In 2007, dial tests made a big comeback during the presidential election season, in part due to heavy promotion by Frank Luntz, with backup from a couple of professors of communication at Southern Methodist University, Dan Schill and Rita Kirk. They were big proponents of the technique, particularly as a way of boosting ratings. In 2009, they wrote a chapter in a collection entitled Real-Time-Response Measurement in the Social Sciences, in which they tried to put to rest objections to the methodology by saying:
“One issue that should be put to rest is the notion that RTR is an inherently unsound methodology. . . . Ignoring the large body of research finding strong reliability and validity of the RTR methodology (Baggaley 1987; Biocca et al. 1994; Boyd & Hughes 1992; Fenwick & Rice 1991; Hughes 1992; Hughes & Lennox 1990; Maier et al 2007; Hallonquist & Peatman 1947; Hallonquist & Suchman 1979; Pham et al 1993; Schwerin 1940), these critics mistake the real time response reaction of the dial focus group with a large scale public opinion poll which relies on equal probability random sampling to estimate the attitudes of a larger sample. (Schill & Kirk, 2009, p. 168)”

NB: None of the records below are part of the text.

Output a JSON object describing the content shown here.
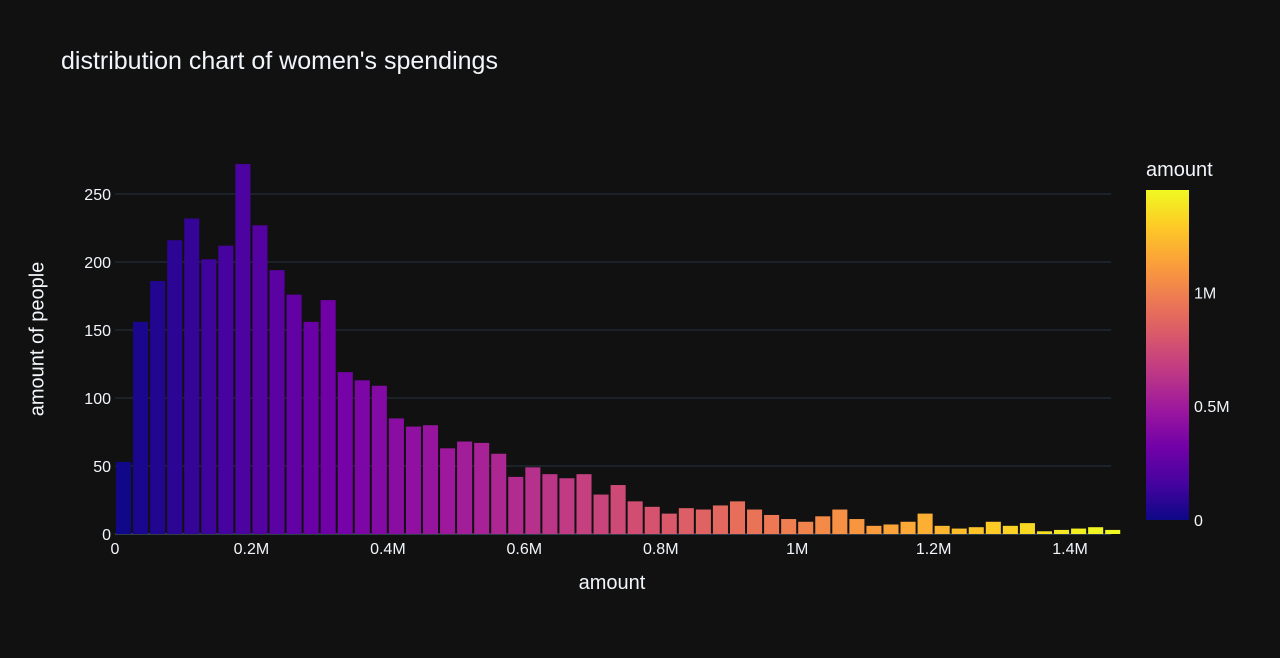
{
  "chart_data": {
    "type": "bar",
    "title": "distribution chart of women's spendings",
    "xlabel": "amount",
    "ylabel": "amount of people",
    "xlim": [
      0,
      1460000
    ],
    "ylim": [
      0,
      275
    ],
    "bin_width": 25000,
    "x_ticks": [
      {
        "value": 0,
        "label": "0"
      },
      {
        "value": 200000,
        "label": "0.2M"
      },
      {
        "value": 400000,
        "label": "0.4M"
      },
      {
        "value": 600000,
        "label": "0.6M"
      },
      {
        "value": 800000,
        "label": "0.8M"
      },
      {
        "value": 1000000,
        "label": "1M"
      },
      {
        "value": 1200000,
        "label": "1.2M"
      },
      {
        "value": 1400000,
        "label": "1.4M"
      }
    ],
    "y_ticks": [
      {
        "value": 0,
        "label": "0"
      },
      {
        "value": 50,
        "label": "50"
      },
      {
        "value": 100,
        "label": "100"
      },
      {
        "value": 150,
        "label": "150"
      },
      {
        "value": 200,
        "label": "200"
      },
      {
        "value": 250,
        "label": "250"
      }
    ],
    "x": [
      0,
      25000,
      50000,
      75000,
      100000,
      125000,
      150000,
      175000,
      200000,
      225000,
      250000,
      275000,
      300000,
      325000,
      350000,
      375000,
      400000,
      425000,
      450000,
      475000,
      500000,
      525000,
      550000,
      575000,
      600000,
      625000,
      650000,
      675000,
      700000,
      725000,
      750000,
      775000,
      800000,
      825000,
      850000,
      875000,
      900000,
      925000,
      950000,
      975000,
      1000000,
      1025000,
      1050000,
      1075000,
      1100000,
      1125000,
      1150000,
      1175000,
      1200000,
      1225000,
      1250000,
      1275000,
      1300000,
      1325000,
      1350000,
      1375000,
      1400000,
      1425000,
      1450000
    ],
    "values": [
      53,
      156,
      186,
      216,
      232,
      202,
      212,
      272,
      227,
      194,
      176,
      156,
      172,
      119,
      113,
      109,
      85,
      79,
      80,
      63,
      68,
      67,
      59,
      42,
      49,
      44,
      41,
      44,
      29,
      36,
      24,
      20,
      15,
      19,
      18,
      21,
      24,
      18,
      14,
      11,
      9,
      13,
      18,
      11,
      6,
      7,
      9,
      15,
      6,
      4,
      5,
      9,
      6,
      8,
      2,
      3,
      4,
      5,
      3
    ],
    "grid": true,
    "colorbar": {
      "title": "amount",
      "range": [
        0,
        1450000
      ],
      "ticks": [
        {
          "value": 0,
          "label": "0"
        },
        {
          "value": 500000,
          "label": "0.5M"
        },
        {
          "value": 1000000,
          "label": "1M"
        }
      ],
      "colors": [
        "#0d0887",
        "#46039f",
        "#7201a8",
        "#9c179e",
        "#bd3786",
        "#d8576b",
        "#ed7953",
        "#fb9f3a",
        "#fdca26",
        "#f0f921"
      ]
    }
  }
}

Mitchell, Gordon R. “Public Opinion, Thinly Sliced and Served Hot”, International Journal of Communication 9(2015), 21–45.
In other words, if you want to be able to predict what a group of people thinks about something, for instance, independent voters in swing counties, dial testing is perhaps not the best tool. It measures, just like it says on the box, real time responses of the dial focus group. The degree to which this group of seven people, or hell, even TWO groups of seven people, are representative of a larger group is severely limited.
For a more extensive inquiry into the validity and reliability of real time response measurement, in the field of music evaluation, this piece is great (JSTOR link, so paywall or institutional login needed) and essentially says, “It depends”.
So, fine — go ahead and use consumer response technology in your Zoom focus groups if you really feel you must. But do not think it’s projectable to larger groups — and do not mistake the twisting of dials on a group Zoom call among strangers, with the way people actually react to bare stimuli out in their communities and on their feeds, or amongst their family, friends, colleagues and peers.
If you made it this far, thank you — your reward is that I can tell you why I silently scream when someone worries about groupthink in qualitative research. Worrying about groupthink tells me that you don’t really know what groupthink is, and that you don’t really know how focus groups work. It might also tell you why dial testing causes me to sigh.
But probably my greatest source of outrage was simply that Axios wrote an article about a technology that can’t be projected onto large populations being used to solve a problem that probably didn’t exist, among 14 people in Zoom-based focus groups about a nineteen day old “Biden era”.
What are we even doing any more, I ask you.